Yellowbird Foodshed, an organization that delivers local and fresh produce to customers through a weekly delivery service, will be a produce vendor at Thursday’s OSU Farmers Market 2019 on the South Oval. Credit: Courtesy of Yellowbird Foodshed

Students, faculty and staff have an opportunity to experience local and fresh produce when Undergraduate Student Government brings a farmers market to the South Oval Thursday. 

OSU Farmers Market 2019 will include local vendors, campus resources and giveaway items. The event is being spearheaded by Jacob Kenneally, a second-year in computer science and engineering and a member of the USG student affairs committee, in conjunction with the USG sustainability committee.

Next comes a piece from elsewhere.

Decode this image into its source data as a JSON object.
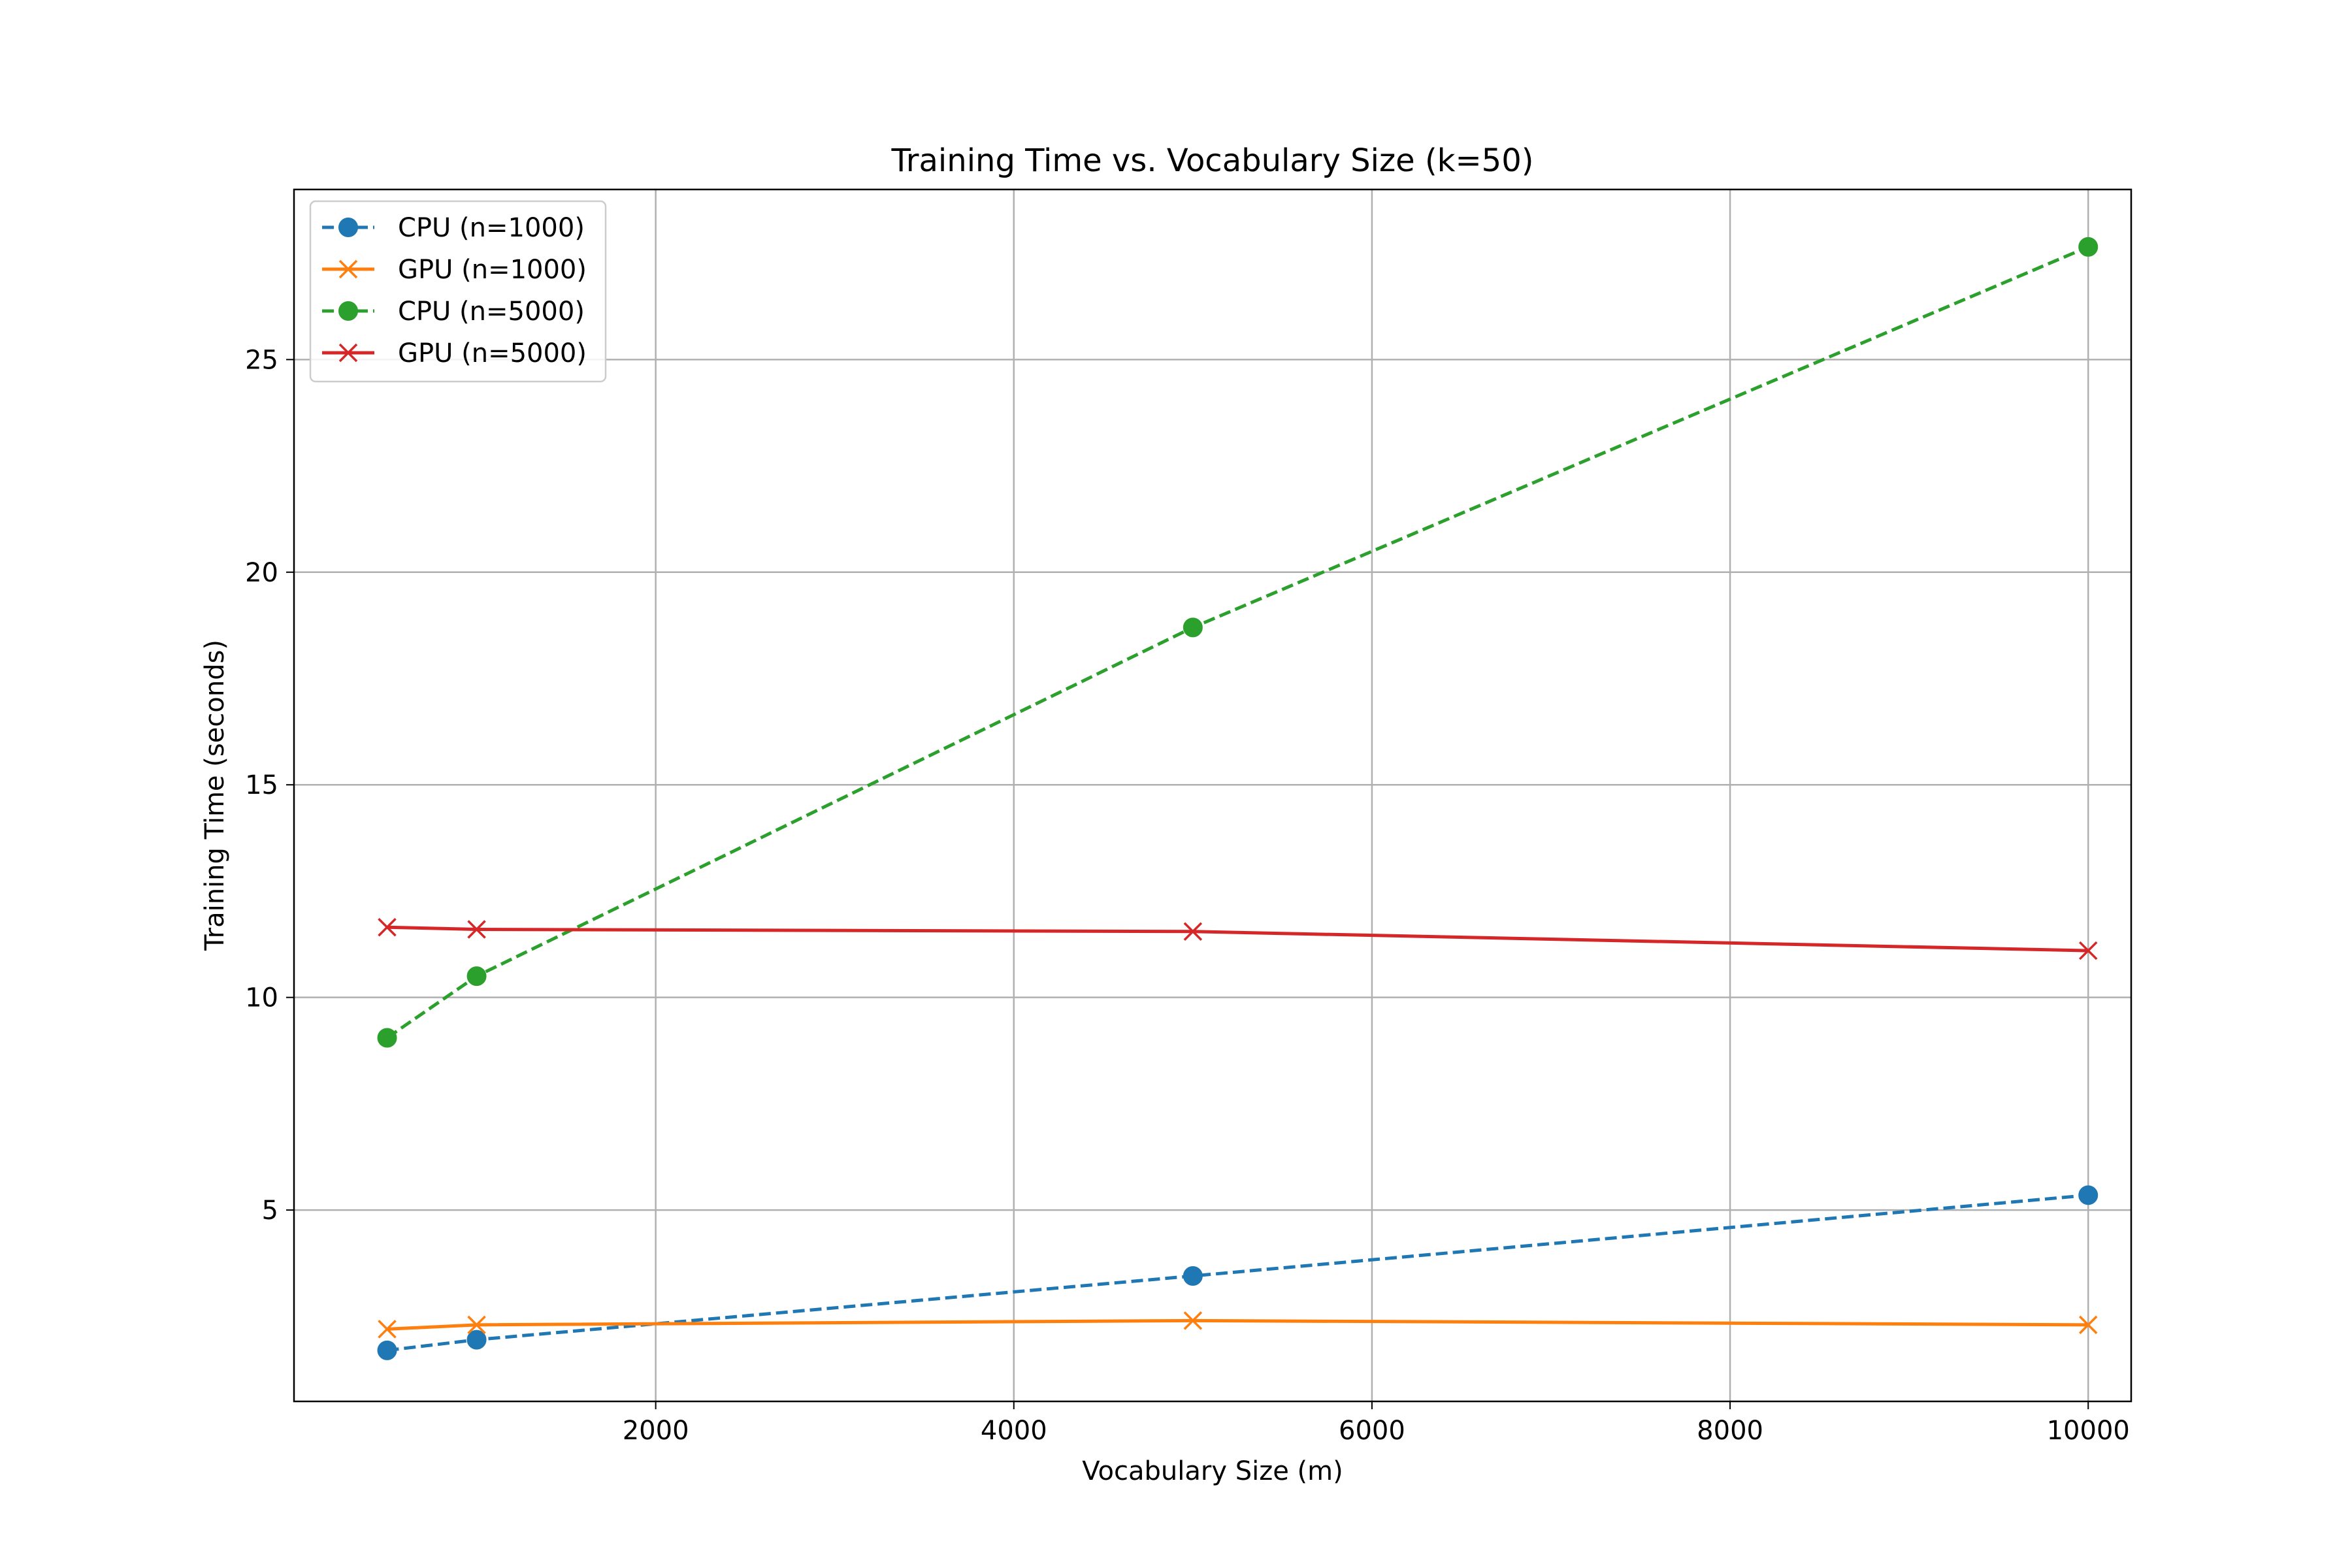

Kenneally is working with other members of USG to educate students on a healthy lifestyle and make local and fresh food options more accessible. 

The main goal of the farmers market is to expose the campus community to local foods, farms and agriculture in a “vibrant experiential marketplace,” Kenneally said.

Kenneally said he is anticipating more than 20 vendors at the farmers market, ranging from artisans to farmers, with the purpose of supporting local businesses. Some of the vendors will include Bailey’s Drive Inn Donuts, Haven Herbs and Global Gifts — a locally owned nonprofit organization that sells handmade items from jewelry to home goods. 

Amy Phillips-Gary, store manager of Global Gifts, said she is honored to be invited and excited to bring handcrafts made by artisans from across the world to the farmers market.

“We have some really unique things that people can feel really good about buying because every purchase means an economic opportunity that helps an artisan, a farmer, producer improve their lives, educate their children,” Phillips-Gary said. 

Phillips-Gary said she expects to feature some Global Gifts accessories, jewelry and woolens.

Staff herbalist Lily Kunning of Haven Herbs — a business that specializes in homemade remedies and body care — said it will be contributing to the local aspect of the farmers market, given that everyone who works and owns Haven Herbs lives in Columbus and sources botanicals from Ohio farms. The business frequents farmers markets across the city.

“It’s really lovely, actually,” Kunning said. “That’s how I’m able to get so much local sourcing of botanicals because when you work at a farmers market week after week, you really get to know all the other vendors and there’s a camaraderie there. And just talking to them about what I would need for my formulas, it’s created a whole new market for farms.”

Yellowbird Foodshed, an organization that delivers local and fresh produce to its customers through a weekly subscription and delivery service, will be among the event’s produce vendors. Kenneally shares a personal relationship with the business, as his family moved to Mount Vernon, Ohio — where Yellowbird’s farm is located — and started taking advantage of the produce available. 

Kenneally said his family lived minutes from the farm, and they got to know Yellowbird’s owners and ordered produce weekly.

Kenneally said his dedication to local and fresh food stems from an interest in healthy eating that developed when his mother was diagnosed with hypothyroidism, a condition in which the thyroid does not produce enough thyroid hormone to combat health problems such as obesity, joint pain or heart disease.

“She didn’t want to take medications for the rest of her life, so she did her own research and started hearing these stories of people who use diet and lifestyle changes to kind of heal and put it into remission, so that’s what she did,” Kenneally said. “I kind of jumped on board with her, and we started just completely radically changing our whole diets and just relearning everything we thought we knew about food and health.”

His family’s interest extends to the very root of where food comes from, Kenneally said. 

While sharing his story through the farmers market is a goal of Kenneally’s, he will also be communicating a similar message when he gives a TED Talk in the Ohio Union Thursday as part of the TEDx series, a program that brings local communities together to share insight in an informal setting. The TED event, called “Vital,” will feature talks surrounding college students and health care, he said.

Kenneally has been working with a speech coach over the course of six weeks for the TED Talk, in addition to working with USG and local vendors to make the farmers market possible.

OSU Farmers Market 2019 is 3-6 p.m. Thursday on the South Oval, followed by Kenneally’s TED Talk at 6 p.m. in the Ohio Union.